Researchers look to visual psychophysics and machine learning in attempt to read ancient text
In an attempt to facilitate the reading of ancient handwriting, Researchers at the University of Notre Dame are working on an AI grounded in human perception.
It is the hope that the endeavor will help to preserve millions of manuscripts, some of which have never even been read. While some of these texts are already available to the public through digital captures, this is a minority.
The project is set to make handwritten manuscripts readily available with automated transcription.
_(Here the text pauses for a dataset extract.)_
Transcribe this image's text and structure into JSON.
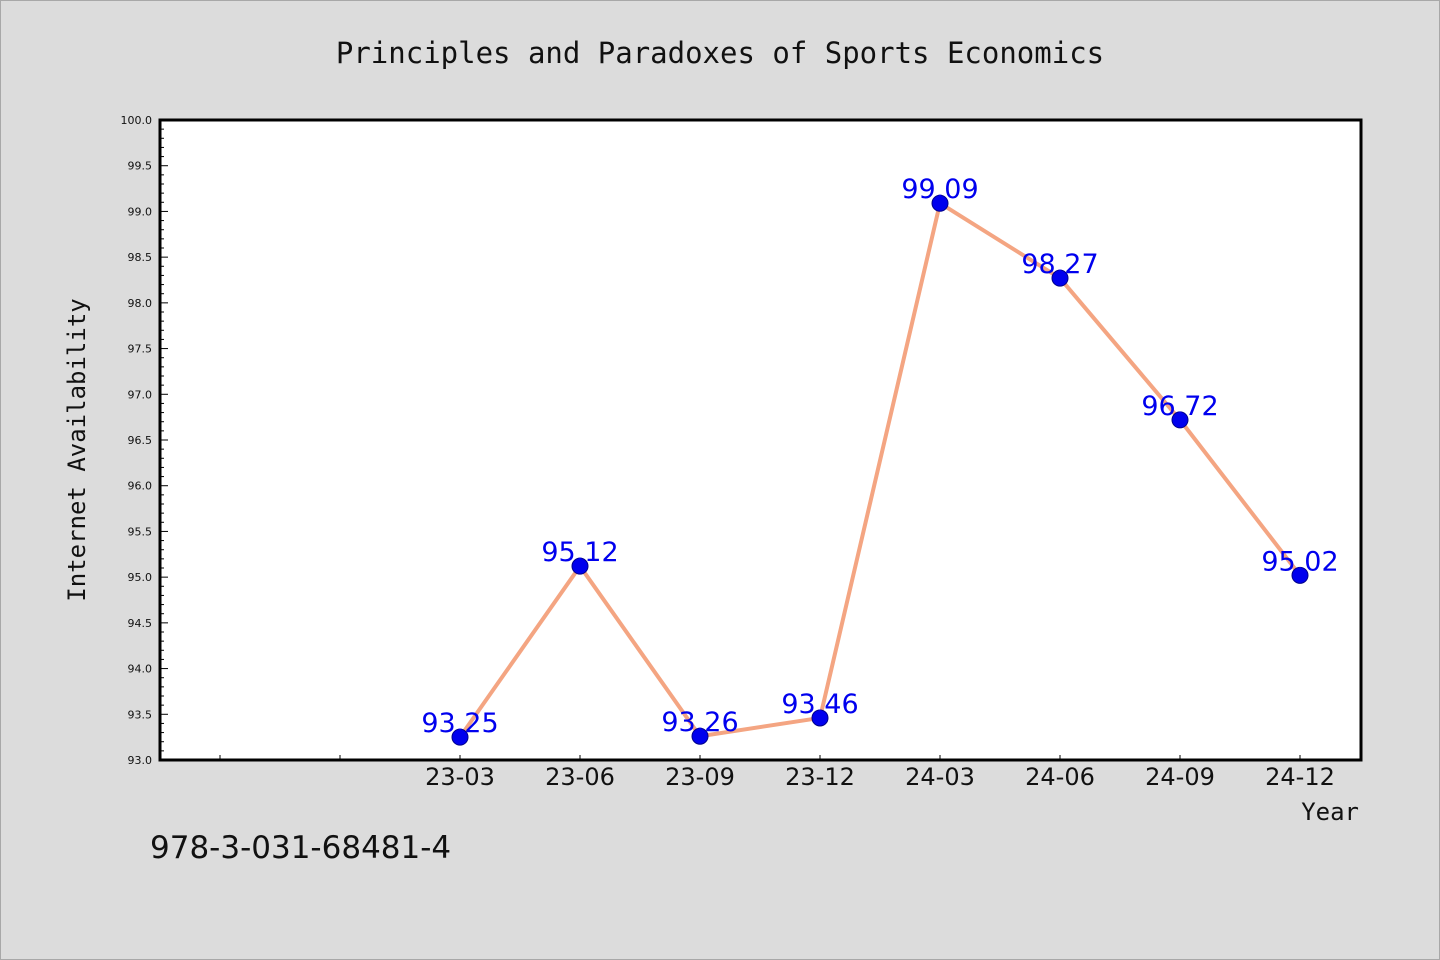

The text will also be easily searchable for quick reference. “We’re dealing with historical documents written in styles that have long fallen out of fashion, going back many centuries, and in languages like Latin, which are rarely ever used anymore,” highlights Walter Scheirer, an Associate Professor at the Department of Computer Science and Engineering at Notre Dame.
Scheirer says that the new system will utilize machine learning and visual psychophysics, which looks at the connections between the physical world and mental phenomena. One of the areas of research is the time it takes for a reader to recognize a letter or an abbreviation, or ascertain the quality of handwriting.
The research team has looked at readers’ transcriptions of digitized manuscripts in Latin written by scribes in the ninth century. They then measured the times it took to understand the various words and passages to ascertain which were easier and which were more difficult to process.
“It’s a strategy not typically used in machine learning. We’re labeling the data through these psychophysical measurements, which come directly from psychological studies of perception by taking behavioral measurements.
We then inform the network of common difficulties in the perception of these characters and can make corrections based on those measurements,” Scheirer says.
While the project looks very promising, Scheirer team is still working on various improvements to the system. The main issue is the accuracy of the transcriptions. This can be particularly problematic when it comes to documents that have been damaged in some way or are incomplete. The network is also not yet ready to handle illustrations.
Connon Wood, the historian from the education portal EDUCALINKAPP, commented that the network could be particularly beneficial to scholars in the humanities. “Those wishing to have a deeper understanding of specific historical events and ancient cultures need to look to written material,” he says.
“So it’s imperative that these manuscripts are preserved, particularly when it comes to languages and cultures that are disappearing,” he continues.
“There are countless texts such texts. One that comes to mind is the Acts of the Town Council of Santiago de los Caballeros (Antigua), Guatemala, which dates back to the 16th century and documents the beginning of self-government in Guatemala.